Неужели у меня голова по-иному устроена, чем у других?
На Среднемосковской остановил патруль, проверил документы. Офицер и двое солдат с автоматами.
– Чего шатаешься? – спросил офицер. – Не спится?
– Девчонку небось провожал, – предположил один из солдат.
– Дело холостяцкое – гуляй и гуляй?
И эти тоже… Что они, договорились все?
– Жми домой, жених!
Раньше я слышал подобные слова, но теперь они для меня стали как бакены на реке – в первую очередь бросались в глаза, и были разбросаны не просто так, для красивого словца, а имели смысл, хотя, возможно, лишь лоцман видит знаки на реке.
Любовь… С чем ее едят? Почему про нее столько песен написано? Я прожил пятнадцать лет и никакой любви не встретил. Ее, наверное, и нет, придумали ерунду. Я познал страх, голод, холод, тоску, чувство привязанности. Может быть, одно из подобных чувств, которые набросились на меня, как разъяренный пчелиный улей, и была любовь, просто я ее не заметил, не понял?
…Я вспомнил все свои похождения. Была Зинка. Губастая. В деревне распространялась про поцелуи, про то, что бегала к солдатам украдкой от матери на свидание за кладбище. И сиреневые туфли в зелени изгваздала. Тетя Груня ее порола вожжами в сарае за туфли, потом, когда сына призвали в армию, отдала дочке туфли, и та напялила праздничные туфли на босые ноги. Сейчас, если бы Зинка так же подсела под бок, сильная, потная и бесстыжая, как бы я повел себя? Опять убежал?
Заныло почему-то в животе… Было интересно вспоминать. И в то же время стыдно и противно, но интересно, или, как говорят, завлекательно.
Мысленно я дотронулся до Зинки. Разволновался, покраснел, представил кое-что, о чем слышал от взрослых, и дыхание сперло. Потом я представил, как поцеловал бы Зинку… Когда она улыбалась, у нее были видны розовые десны.
Любовь! Бр-р-р!
Я побежал, чтобы быстрее добраться до дома.
Рогдай спал пьяный. В нос ударил запах водки-сырца. Вонючка страшная. Тысяча рублей пол-литра. И брали. На моей кровати спал какой-то тип в морской форме.
Я постоял на пороге. Свеча почти оплавилась. Хоть бы потушили свет. Могли бы зажечь и коптилку. Вата имелась, керосин тоже, свечу раздобыли, аристократы. Я подошел к кровати, тип сел – чуткий, натренированный. Оглядел меня, как цыган лошадь, и произнес:
– Я из Ростова.
– Я из Воронежа.
– Воронеж – не догонишь, а догонишь – не возьмешь.

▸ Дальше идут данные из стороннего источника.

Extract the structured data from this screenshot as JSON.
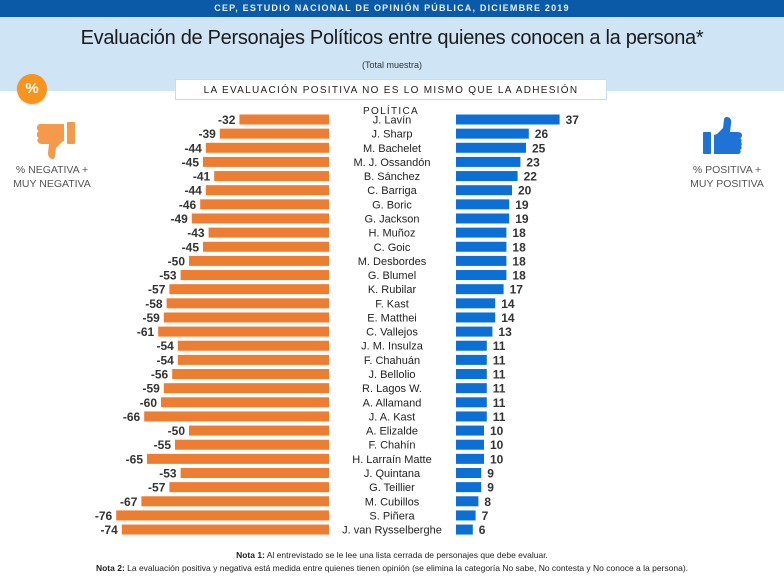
{
  "header": {
    "source_bar": "CEP, ESTUDIO NACIONAL DE OPINIÓN PÚBLICA, DICIEMBRE 2019",
    "title": "Evaluación de Personajes Políticos entre quienes conocen a la persona*",
    "subtitle": "(Total muestra)",
    "notice": "LA EVALUACIÓN POSITIVA NO ES LO MISMO QUE LA ADHESIÓN POLÍTICA",
    "badge": "%"
  },
  "legend": {
    "negative": {
      "icon": "thumbs-down-icon",
      "line1": "% NEGATIVA +",
      "line2": "MUY NEGATIVA",
      "color": "#ed7d31"
    },
    "positive": {
      "icon": "thumbs-up-icon",
      "line1": "% POSITIVA +",
      "line2": "MUY POSITIVA",
      "color": "#0b6fd6"
    }
  },
  "colors": {
    "topbar": "#0a5aa8",
    "band": "#cfe4f5",
    "badge": "#f7941d",
    "negative_icon": "#f59a4a",
    "positive_icon": "#1f73d6"
  },
  "chart_data": {
    "type": "bar",
    "orientation": "horizontal-diverging",
    "title": "Evaluación de Personajes Políticos entre quienes conocen a la persona*",
    "subtitle": "(Total muestra)",
    "xlabel": "",
    "ylabel": "",
    "units": "%",
    "grid": false,
    "legend": "sides",
    "categories": [
      "J. Lavín",
      "J. Sharp",
      "M. Bachelet",
      "M. J. Ossandón",
      "B. Sánchez",
      "C. Barriga",
      "G. Boric",
      "G. Jackson",
      "H. Muñoz",
      "C. Goic",
      "M. Desbordes",
      "G. Blumel",
      "K. Rubilar",
      "F. Kast",
      "E. Matthei",
      "C. Vallejos",
      "J. M. Insulza",
      "F. Chahuán",
      "J. Bellolio",
      "R. Lagos W.",
      "A. Allamand",
      "J. A. Kast",
      "A. Elizalde",
      "F. Chahín",
      "H. Larraín Matte",
      "J. Quintana",
      "G. Teillier",
      "M. Cubillos",
      "S. Piñera",
      "J. van Rysselberghe"
    ],
    "series": [
      {
        "name": "% Negativa + Muy negativa",
        "color": "#ed7d31",
        "values": [
          -32,
          -39,
          -44,
          -45,
          -41,
          -44,
          -46,
          -49,
          -43,
          -45,
          -50,
          -53,
          -57,
          -58,
          -59,
          -61,
          -54,
          -54,
          -56,
          -59,
          -60,
          -66,
          -50,
          -55,
          -65,
          -53,
          -57,
          -67,
          -76,
          -74
        ]
      },
      {
        "name": "% Positiva + Muy positiva",
        "color": "#0b6fd6",
        "values": [
          37,
          26,
          25,
          23,
          22,
          20,
          19,
          19,
          18,
          18,
          18,
          18,
          17,
          14,
          14,
          13,
          11,
          11,
          11,
          11,
          11,
          11,
          10,
          10,
          10,
          9,
          9,
          8,
          7,
          6
        ]
      }
    ]
  },
  "notes": {
    "note1_label": "Nota 1:",
    "note1_text": " Al entrevistado se le lee una lista cerrada de personajes que debe evaluar.",
    "note2_label": "Nota 2:",
    "note2_text": " La evaluación positiva y negativa está medida entre quienes tienen opinión (se elimina la categoría No sabe, No contesta y No conoce a la persona)."
  }
}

– Давно знаю. Кто вы такой?
– Человек.
– Это дает право без спроса ложиться на чужую постель? И обутым?
– Скрипишь.
– Слушай, ты, – перешел я к делу. – Тебя кто привел? Ладно, с братом завтра потолкую, чем обязан вашему появлению?
– Гостеприимство Среднерусской высоты, – сказал тип. – Зовут меня Леша. Сирота, как и вы. Залетом в ваш город. У меня после госпиталя месяц отпуска. Или ты думаешь, товарищ, что в бараке, который называется у вас вокзалом, более уютно, чем здесь? Тепло от печи, как у поэта: «Она дышала жаром, она пылала…» Это к делу не относится. Я у вас ненадолго, на два месяца. И не стесню. Между прочим, Рогдай – человек. Котелок у него работает.
– Ты его напоил? – спросил я. С типом я уже не церемонился. Конечно, нужно было бы проверить документы, но я не решился.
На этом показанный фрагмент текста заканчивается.